Fr. Gaurav Nair
There are few certainties left in this world, but the promise of a final, undisturbed rest should be one of them. In the dense forests of Bastar, Chhattisgarh, and in the red-earth villages of Odisha, that promise is being broken—not by the ravages of time or weather, but by the hands of neighbours.
We are witnessing a profoundly disturbing phenomenon: the denial of Christian burial and the forced exhumation of the dead. This is not merely a land dispute; it is a calculated assault on the dignity of the deceased and a profound rupture of the social contract.
The Supreme Court has long held that the right to a decent burial is a facet of the right to life under Article 21. As Justice BV Nagarathna observed in a split verdict last year, dignity does not retire at death; it accompanies the body to the grave. Yet, in practice, this right is being extinguished at the whim of village panchayats.
The stories emerging from the heartland are not just downright sad; they are macabre. In one instance before the Supreme Court recently, the body of a tribal Christian woman was exhumed and reburied fifty kilometres away, without her son's knowledge. In another, a grieving widow watched as villagers from the majority community dug up her husband and carted him off to a distant, unknown location. This is not the administration of law; it is the administration of terror under the cover of darkness.

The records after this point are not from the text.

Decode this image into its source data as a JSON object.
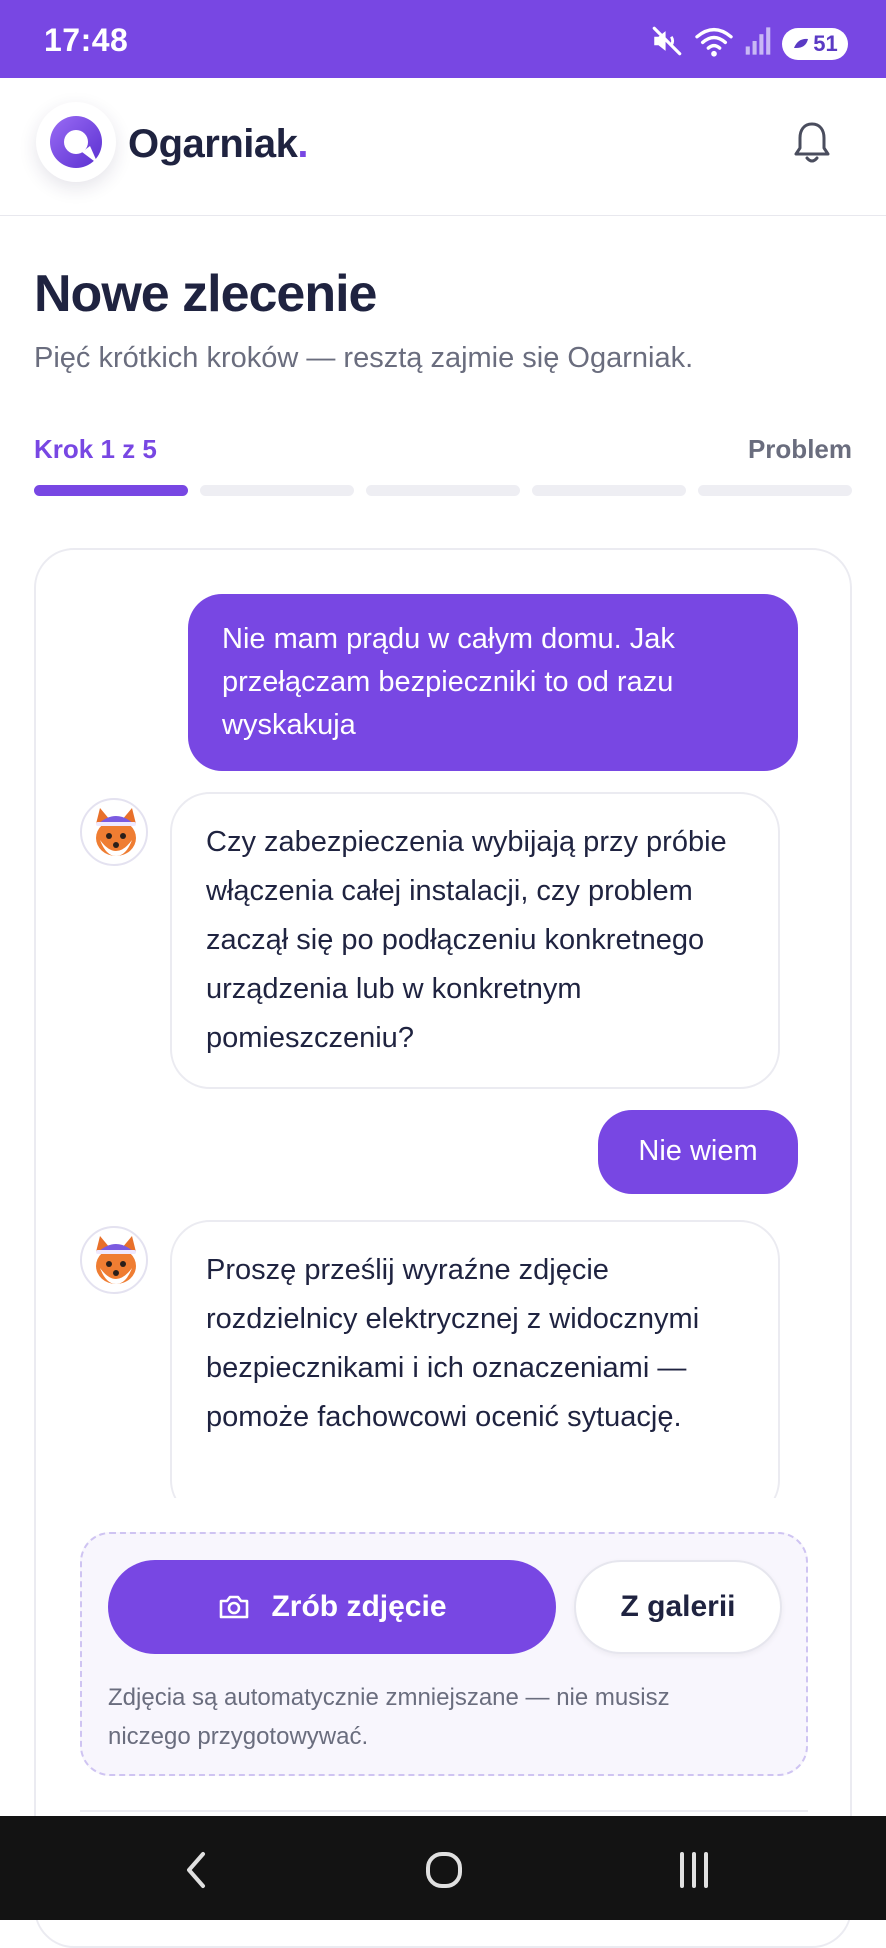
{
  "status_bar": {
    "time": "17:48",
    "battery": "51",
    "icons": [
      "mute-icon",
      "wifi-icon",
      "signal-icon",
      "battery-icon"
    ]
  },
  "app_bar": {
    "brand": "Ogarniak",
    "brand_dot": ".",
    "accent": "#7847e3"
  },
  "header": {
    "title": "Nowe zlecenie",
    "subtitle": "Pięć krótkich kroków — resztą zajmie się Ogarniak."
  },
  "stepper": {
    "label": "Krok 1 z 5",
    "step_name": "Problem",
    "current_step": 1,
    "total_steps": 5
  },
  "chat": {
    "messages": [
      {
        "role": "user",
        "text": "Nie mam prądu w całym domu. Jak przełączam bezpieczniki to od razu wyskakuja"
      },
      {
        "role": "bot",
        "text": "Czy zabezpieczenia wybijają przy próbie włączenia całej instalacji, czy problem zaczął się po podłączeniu konkretnego urządzenia lub w konkretnym pomieszczeniu?"
      },
      {
        "role": "user",
        "text": "Nie wiem"
      },
      {
        "role": "bot",
        "text": "Proszę prześlij wyraźne zdjęcie rozdzielnicy elektrycznej z widocznymi bezpiecznikami i ich oznaczeniami — pomoże fachowcowi ocenić sytuację."
      }
    ]
  },
  "photo_upload": {
    "take_photo_label": "Zrób zdjęcie",
    "gallery_label": "Z galerii",
    "hint": "Zdjęcia są automatycznie zmniejszane — nie musisz niczego przygotowywać."
  }
}
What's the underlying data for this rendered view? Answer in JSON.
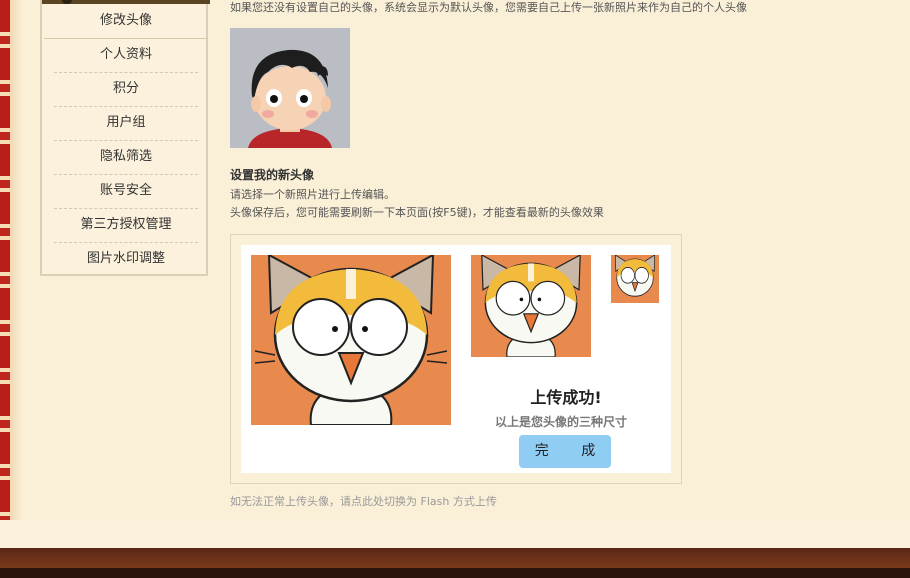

What is particularly galling is the alleged complicity of the state machinery. Petitions before the apex court claim that rather than protecting fundamental rights, the Chhattisgarh government has abetted these acts, using the split verdict as a shield to deny tribal Christians burial in their ancestral villages.
In Odisha's Nabarangpur district, the coercion is explicit: a family was reportedly given an ultimatum to renounce their faith or leave the village entirely, with the body of their loved one held hostage as a bargaining chip.
We have reached a dangerous inflexion point when the concept of "public order" is weaponised to justify discrimination. To claim that burying a Christian in a village graveyard will disturb the peace is to admit that the peace is built on a foundation of exclusion. It validates the mob's right to dictate who belongs and who does not—even in death.
The law must intervene with clarity. The recent interim order by the Supreme Court restraining further exhumations is a necessary tourniquet, but it is not a cure. The state cannot be allowed to hide behind the excuse of "community sentiment" while its citizens are denied the dignity of a permanent home for their mortal remains.
A village that digs up its dead has lost its soul. We must ask ourselves: if the ground beneath our feet is not neutral, if the earth rejects those who pray to a different God, then what hope is there for the living? The answer must be an unequivocal constitutional mandate that a grave, once consecrated by grief, is forever sacred and immune to the malice of men.